Soldiers drink horse’s blood,
fill moats with dead bodies,

pile catapults with excrement
near a thousand flickering fires.

Quivers of horn and wood
hug arrows for their intended.

Ashes of men rout a birch
with locust memories.

Now I pour ashes into my palm
and blow breath on them,

men in a season of slaughter
who disappear beneath a saddle.

When I was a child,
my mother carried me on her hip.

I wore boots as soft as doeskin.
One day she found a mare,
escort to a pool of water
between shoulders of earth.

The sky grew black. I could see back
to the beginning

before I held a horse’s mane
and breathed in its sweet sweat,

where I sat and wondered why people kill each other,
and then scatter to the strongest hand.

6. A Sparrow in Search of Spring

Temujin, wolf-man with cat eyes
came to me in a goat-skin cape

to replace my companion of months,
a shadow. Now my twin flies

like a sparrow in search of spring
away to a peak covered in grass,

or like a sturgeon that leaps
with the oar of its tail.

I run free.
Night is studded with pearls

and wraps us in black velvet.
Inside each other's den,

no one sees
what we do,

our backs etched raw
by root and stone.

Thunder from our sated voices
widens a stream-bed.

Who we are together
shines in our eyes.

The child that is mine
becomes his.

Temujin has come back.
I pick out straw from his beard.

*Börte was the first wife of Temujin (Chingis Khan). She was captured by the Merkid
tribe and temporarily married to Chilger the Athlete. Chingis Khan began his drive to
unite the clans of the Asiatic steppes in an effort to reclaim her.

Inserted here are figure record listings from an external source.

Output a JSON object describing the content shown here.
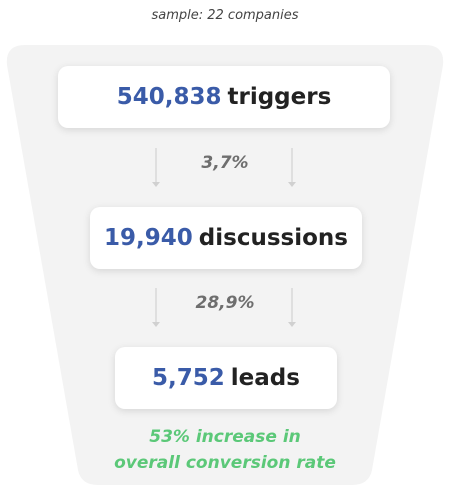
{
  "header": {
    "sample": "sample: 22 companies"
  },
  "stages": [
    {
      "value": "540,838",
      "label": "triggers"
    },
    {
      "value": "19,940",
      "label": "discussions"
    },
    {
      "value": "5,752",
      "label": "leads"
    }
  ],
  "conversions": [
    "3,7%",
    "28,9%"
  ],
  "footer": {
    "lines": [
      "53% increase in",
      "overall conversion rate"
    ]
  }
}
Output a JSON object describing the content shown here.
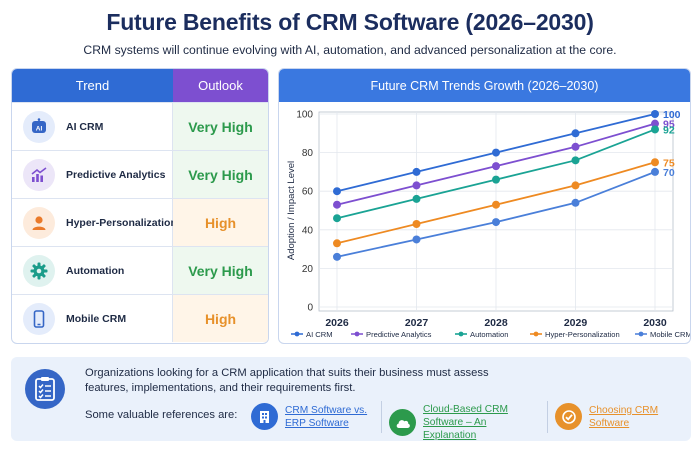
{
  "header": {
    "title": "Future Benefits of CRM Software (2026–2030)",
    "subtitle": "CRM systems will continue evolving with AI, automation, and advanced personalization at the core."
  },
  "trends_table": {
    "col_trend": "Trend",
    "col_outlook": "Outlook",
    "rows": [
      {
        "name": "AI CRM",
        "outlook": "Very High",
        "icon": "ai-chip-icon",
        "icon_bg": "#e4ecfb",
        "icon_color": "#3566c6"
      },
      {
        "name": "Predictive Analytics",
        "outlook": "Very High",
        "icon": "trend-chart-icon",
        "icon_bg": "#ece6f8",
        "icon_color": "#7d4fd0"
      },
      {
        "name": "Hyper-Personalization",
        "outlook": "High",
        "icon": "user-icon",
        "icon_bg": "#fdebdc",
        "icon_color": "#ea7a2a"
      },
      {
        "name": "Automation",
        "outlook": "Very High",
        "icon": "gear-icon",
        "icon_bg": "#dff2ef",
        "icon_color": "#1b9c8a"
      },
      {
        "name": "Mobile CRM",
        "outlook": "High",
        "icon": "mobile-phone-icon",
        "icon_bg": "#e4ecfb",
        "icon_color": "#3566c6"
      }
    ]
  },
  "chart_panel": {
    "title": "Future CRM Trends Growth (2026–2030)"
  },
  "chart_data": {
    "type": "line",
    "title": "Future CRM Trends Growth (2026–2030)",
    "xlabel": "",
    "ylabel": "Adoption / Impact Level",
    "x": [
      "2026",
      "2027",
      "2028",
      "2029",
      "2030"
    ],
    "ylim": [
      0,
      100
    ],
    "yticks": [
      0,
      20,
      40,
      60,
      80,
      100
    ],
    "grid": true,
    "legend_position": "bottom",
    "series": [
      {
        "name": "AI CRM",
        "color": "#2f6bd4",
        "values": [
          60,
          70,
          80,
          90,
          100
        ],
        "end_label": "100"
      },
      {
        "name": "Predictive Analytics",
        "color": "#7d4fd0",
        "values": [
          53,
          63,
          73,
          83,
          95
        ],
        "end_label": "95"
      },
      {
        "name": "Automation",
        "color": "#1aa394",
        "values": [
          46,
          56,
          66,
          76,
          92
        ],
        "end_label": "92"
      },
      {
        "name": "Hyper-Personalization",
        "color": "#ee8a22",
        "values": [
          33,
          43,
          53,
          63,
          75
        ],
        "end_label": "75"
      },
      {
        "name": "Mobile CRM",
        "color": "#4a7fd9",
        "values": [
          26,
          35,
          44,
          54,
          70
        ],
        "end_label": "70"
      }
    ]
  },
  "footer": {
    "text": "Organizations looking for a CRM application that suits their business must assess features, implementations, and their requirements first.",
    "refs_label": "Some valuable references are:",
    "refs": [
      {
        "label": "CRM Software vs. ERP Software",
        "icon": "building-icon",
        "color": "#2f6bd4"
      },
      {
        "label": "Cloud-Based CRM Software – An Explanation",
        "icon": "cloud-icon",
        "color": "#2c9a4c"
      },
      {
        "label": "Choosing CRM Software",
        "icon": "checkmark-icon",
        "color": "#e7912b"
      }
    ]
  }
}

Lenore Weiss  is an award-winning writer who lives in the Bay Area. Her collections include “Sh’ma Yis’rael" (2007) from Pudding House Publications, “Public and Other Places” (2003), and “Business Plan” (2001). Her work has most recently appeared in The Journal of Feminist Studies in Religion, Nimrod International Journal, Copper Nickel, and Bridges: A Jewish Feminist Journal as well as anthologized in Not A Muse: Inner Lives of Women and Appleseeds. She is the editor of From the Well of Living Waters, an anthology of poetry.

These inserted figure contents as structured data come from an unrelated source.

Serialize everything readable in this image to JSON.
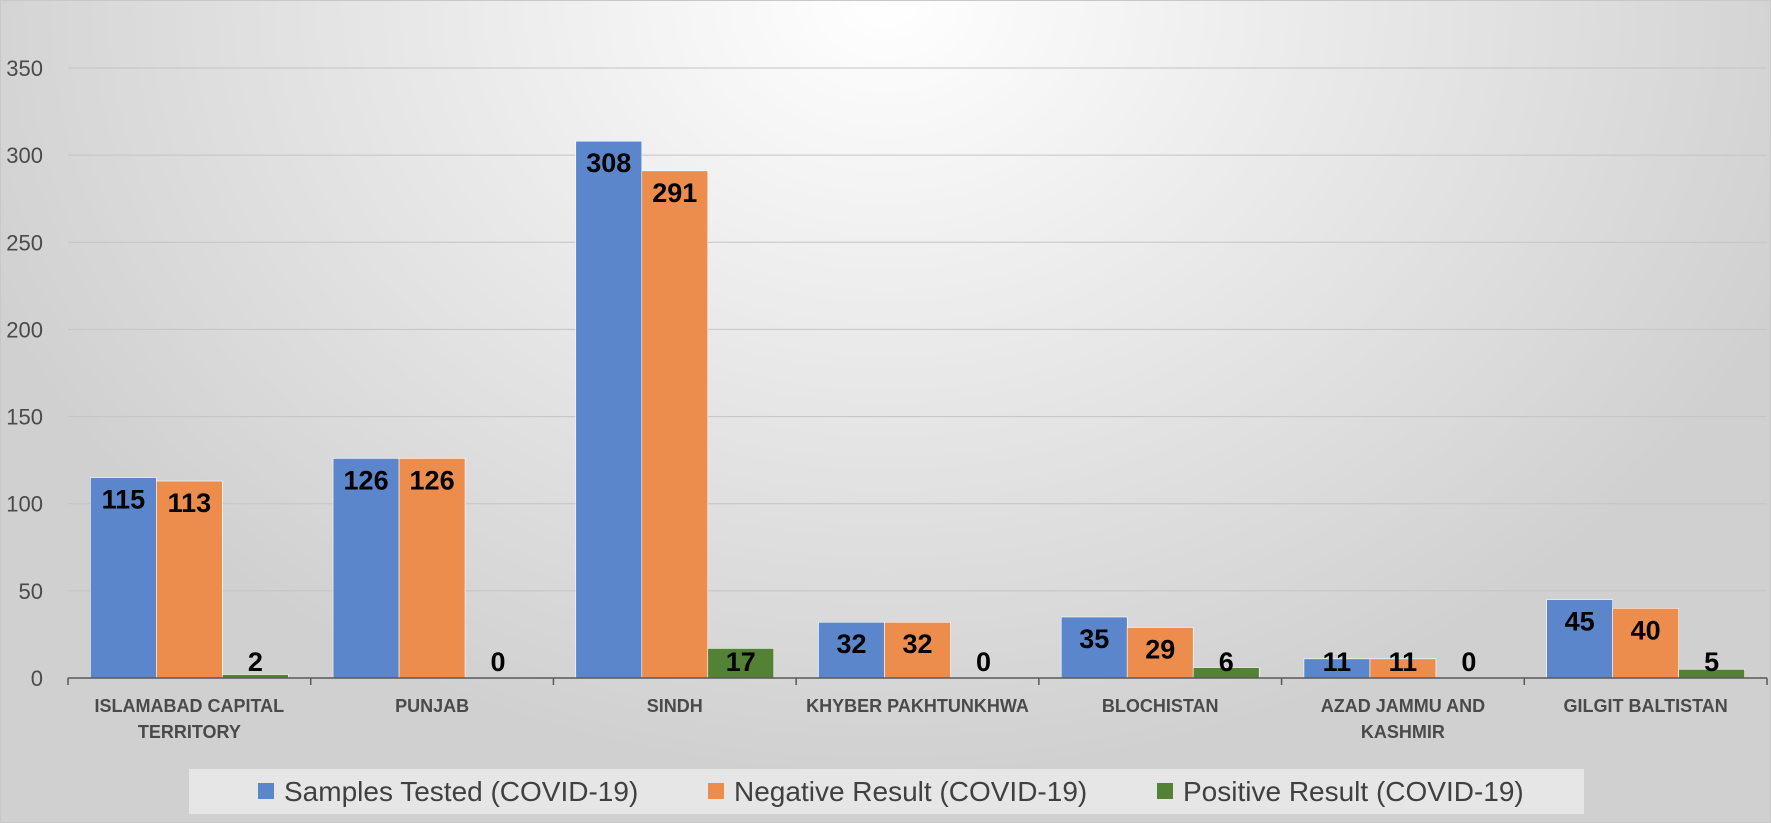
{
  "chart_data": {
    "type": "bar",
    "title": "",
    "xlabel": "",
    "ylabel": "",
    "ylim": [
      0,
      350
    ],
    "yticks": [
      0,
      50,
      100,
      150,
      200,
      250,
      300,
      350
    ],
    "grid": true,
    "legend_position": "bottom",
    "categories": [
      [
        "ISLAMABAD CAPITAL",
        "TERRITORY"
      ],
      [
        "PUNJAB"
      ],
      [
        "SINDH"
      ],
      [
        "KHYBER PAKHTUNKHWA"
      ],
      [
        "BLOCHISTAN"
      ],
      [
        "AZAD JAMMU AND",
        "KASHMIR"
      ],
      [
        "GILGIT BALTISTAN"
      ]
    ],
    "series": [
      {
        "name": "Samples Tested (COVID-19)",
        "color": "#5b86cc",
        "values": [
          115,
          126,
          308,
          32,
          35,
          11,
          45
        ]
      },
      {
        "name": "Negative Result (COVID-19)",
        "color": "#ed8d4d",
        "values": [
          113,
          126,
          291,
          32,
          29,
          11,
          40
        ]
      },
      {
        "name": "Positive Result (COVID-19)",
        "color": "#538135",
        "values": [
          2,
          0,
          17,
          0,
          6,
          0,
          5
        ]
      }
    ]
  }
}
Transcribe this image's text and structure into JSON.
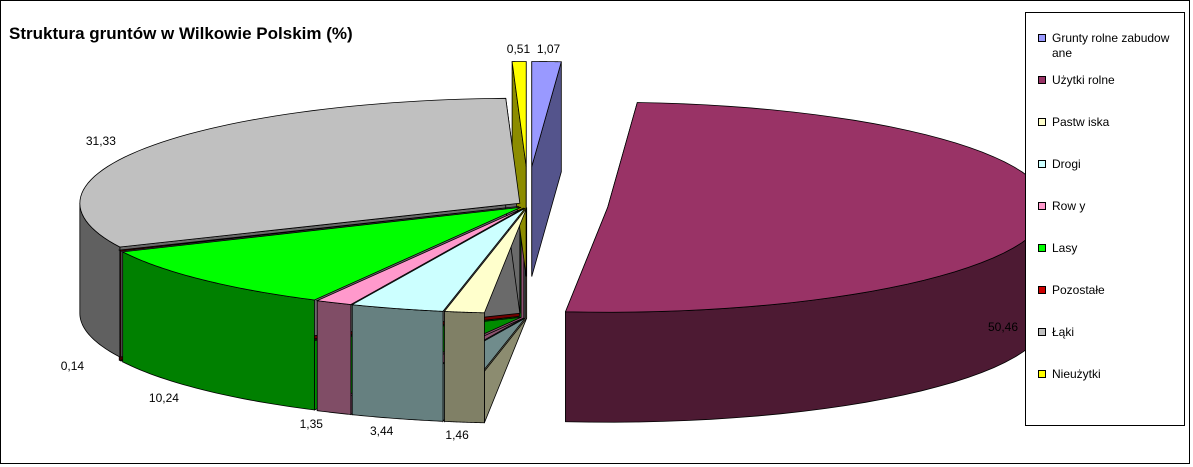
{
  "chart_data": {
    "type": "pie",
    "title": "Struktura gruntów w Wilkowie Polskim (%)",
    "categories": [
      "Grunty rolne zabudow ane",
      "Użytki rolne",
      "Pastw iska",
      "Drogi",
      "Row y",
      "Lasy",
      "Pozostałe",
      "Łąki",
      "Nieużytki"
    ],
    "values": [
      1.07,
      50.46,
      1.46,
      3.44,
      1.35,
      10.24,
      0.14,
      31.33,
      0.51
    ],
    "value_labels": [
      "1,07",
      "50,46",
      "1,46",
      "3,44",
      "1,35",
      "10,24",
      "0,14",
      "31,33",
      "0,51"
    ],
    "colors": [
      "#9999FF",
      "#993366",
      "#FFFFCC",
      "#CCFFFF",
      "#FF99CC",
      "#00FF00",
      "#CC0000",
      "#C0C0C0",
      "#FFFF00"
    ],
    "legend_position": "right",
    "exploded": true,
    "three_d": true
  }
}
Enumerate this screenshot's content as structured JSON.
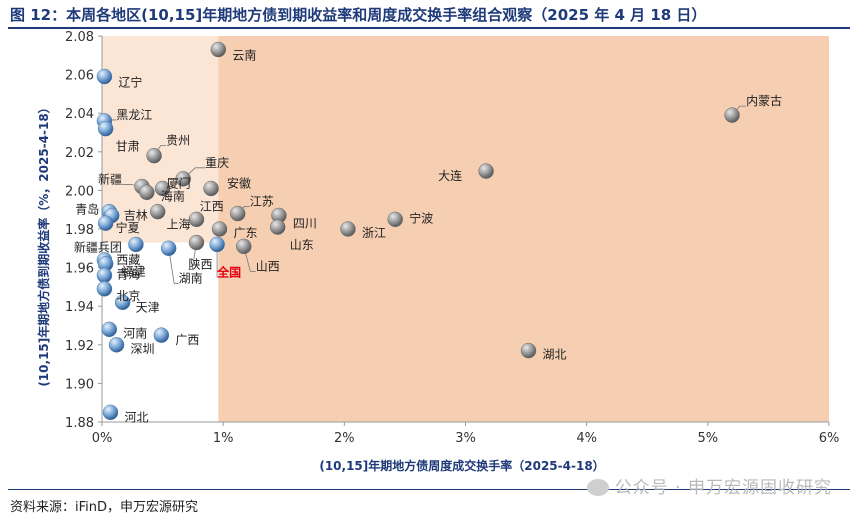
{
  "title": "图 12：本周各地区(10,15]年期地方债到期收益率和周度成交换手率组合观察（2025 年 4 月 18 日）",
  "source": "资料来源：iFinD，申万宏源研究",
  "watermark": "公众号 · 申万宏源固收研究",
  "colors": {
    "title": "#1f3a7a",
    "axis_label": "#1f3a7a",
    "quadrant_dark": "#f6cfb2",
    "quadrant_light": "#fbe6d6",
    "highlight_label": "#e60012",
    "bubble_gray": "#8e8e8e",
    "bubble_blue": "#6f9fd0"
  },
  "chart_data": {
    "type": "scatter",
    "xlabel": "(10,15]年期地方债周度成交换手率（2025-4-18）",
    "ylabel": "(10,15]年期地方债到期收益率（%，2025-4-18）",
    "xlim": [
      0,
      6
    ],
    "ylim": [
      1.88,
      2.08
    ],
    "xticks": [
      0,
      1,
      2,
      3,
      4,
      5,
      6
    ],
    "xtick_labels": [
      "0%",
      "1%",
      "2%",
      "3%",
      "4%",
      "5%",
      "6%"
    ],
    "yticks": [
      1.88,
      1.9,
      1.92,
      1.94,
      1.96,
      1.98,
      2.0,
      2.02,
      2.04,
      2.06,
      2.08
    ],
    "ytick_labels": [
      "1.88",
      "1.90",
      "1.92",
      "1.94",
      "1.96",
      "1.98",
      "2.00",
      "2.02",
      "2.04",
      "2.06",
      "2.08"
    ],
    "quadrant_divider": {
      "x": 0.96,
      "y": 1.973
    },
    "points": [
      {
        "name": "云南",
        "x": 0.96,
        "y": 2.073,
        "color": "gray"
      },
      {
        "name": "辽宁",
        "x": 0.02,
        "y": 2.059,
        "color": "blue"
      },
      {
        "name": "内蒙古",
        "x": 5.2,
        "y": 2.039,
        "color": "gray"
      },
      {
        "name": "黑龙江",
        "x": 0.02,
        "y": 2.036,
        "color": "blue"
      },
      {
        "name": "甘肃",
        "x": 0.03,
        "y": 2.032,
        "color": "blue"
      },
      {
        "name": "贵州",
        "x": 0.43,
        "y": 2.018,
        "color": "gray"
      },
      {
        "name": "大连",
        "x": 3.17,
        "y": 2.01,
        "color": "gray"
      },
      {
        "name": "重庆",
        "x": 0.67,
        "y": 2.006,
        "color": "gray"
      },
      {
        "name": "新疆",
        "x": 0.33,
        "y": 2.002,
        "color": "gray"
      },
      {
        "name": "厦门",
        "x": 0.5,
        "y": 2.001,
        "color": "gray"
      },
      {
        "name": "安徽",
        "x": 0.9,
        "y": 2.001,
        "color": "gray"
      },
      {
        "name": "海南",
        "x": 0.37,
        "y": 1.999,
        "color": "gray"
      },
      {
        "name": "江西",
        "x": 0.46,
        "y": 1.989,
        "color": "gray"
      },
      {
        "name": "青岛",
        "x": 0.06,
        "y": 1.989,
        "color": "blue"
      },
      {
        "name": "吉林",
        "x": 0.08,
        "y": 1.987,
        "color": "blue"
      },
      {
        "name": "江苏",
        "x": 1.12,
        "y": 1.988,
        "color": "gray"
      },
      {
        "name": "宁波",
        "x": 2.42,
        "y": 1.985,
        "color": "gray"
      },
      {
        "name": "上海",
        "x": 0.78,
        "y": 1.985,
        "color": "gray"
      },
      {
        "name": "四川",
        "x": 1.46,
        "y": 1.987,
        "color": "gray"
      },
      {
        "name": "宁夏",
        "x": 0.03,
        "y": 1.983,
        "color": "blue"
      },
      {
        "name": "广东",
        "x": 0.97,
        "y": 1.98,
        "color": "gray"
      },
      {
        "name": "浙江",
        "x": 2.03,
        "y": 1.98,
        "color": "gray"
      },
      {
        "name": "山东",
        "x": 1.45,
        "y": 1.981,
        "color": "gray"
      },
      {
        "name": "新疆兵团",
        "x": 0.28,
        "y": 1.972,
        "color": "blue"
      },
      {
        "name": "全国",
        "x": 0.95,
        "y": 1.972,
        "color": "blue",
        "highlight": true
      },
      {
        "name": "山西",
        "x": 1.17,
        "y": 1.971,
        "color": "gray"
      },
      {
        "name": "陕西",
        "x": 0.78,
        "y": 1.973,
        "color": "gray"
      },
      {
        "name": "湖南",
        "x": 0.55,
        "y": 1.97,
        "color": "blue"
      },
      {
        "name": "西藏",
        "x": 0.02,
        "y": 1.964,
        "color": "blue"
      },
      {
        "name": "福建",
        "x": 0.03,
        "y": 1.962,
        "color": "blue"
      },
      {
        "name": "青海",
        "x": 0.02,
        "y": 1.956,
        "color": "blue"
      },
      {
        "name": "北京",
        "x": 0.02,
        "y": 1.949,
        "color": "blue"
      },
      {
        "name": "天津",
        "x": 0.17,
        "y": 1.942,
        "color": "blue"
      },
      {
        "name": "河南",
        "x": 0.06,
        "y": 1.928,
        "color": "blue"
      },
      {
        "name": "广西",
        "x": 0.49,
        "y": 1.925,
        "color": "blue"
      },
      {
        "name": "深圳",
        "x": 0.12,
        "y": 1.92,
        "color": "blue"
      },
      {
        "name": "湖北",
        "x": 3.52,
        "y": 1.917,
        "color": "gray"
      },
      {
        "name": "河北",
        "x": 0.07,
        "y": 1.885,
        "color": "blue"
      }
    ]
  }
}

Q: How did you come to be interested in Börte and Temujin?
A: I attended the Genghis Khan exhibit at the Tech Museum in San Jose. As someone of Hungarian descent, I’ve always had an interest in Mongolia. The exhibit opened new doorways, including mention of the marvelous books by Jack Weatherford who traveled Mongolia for a period of five years and traced the footsteps of Genghis Khan. I was excited by a quality of language, a narrative that was based on survival and an intimate awareness of the physical world. I wanted to work toward achieving that same quality in the Börte and Temujin poems.

Q: What did you collect as a child–rocks, insects, stamps?–and why?
A: Mostly, I coveted unbroken crayons, notepaper, and books.

Q: Perhaps you would offer your thoughts on the narrative poem and its place in the contemporary poetic landscape.
A: The narrative is strong, especially in the work of young hip-hop artists throughout the world who tell stories of what it takes to survive in a difficult urban landscape.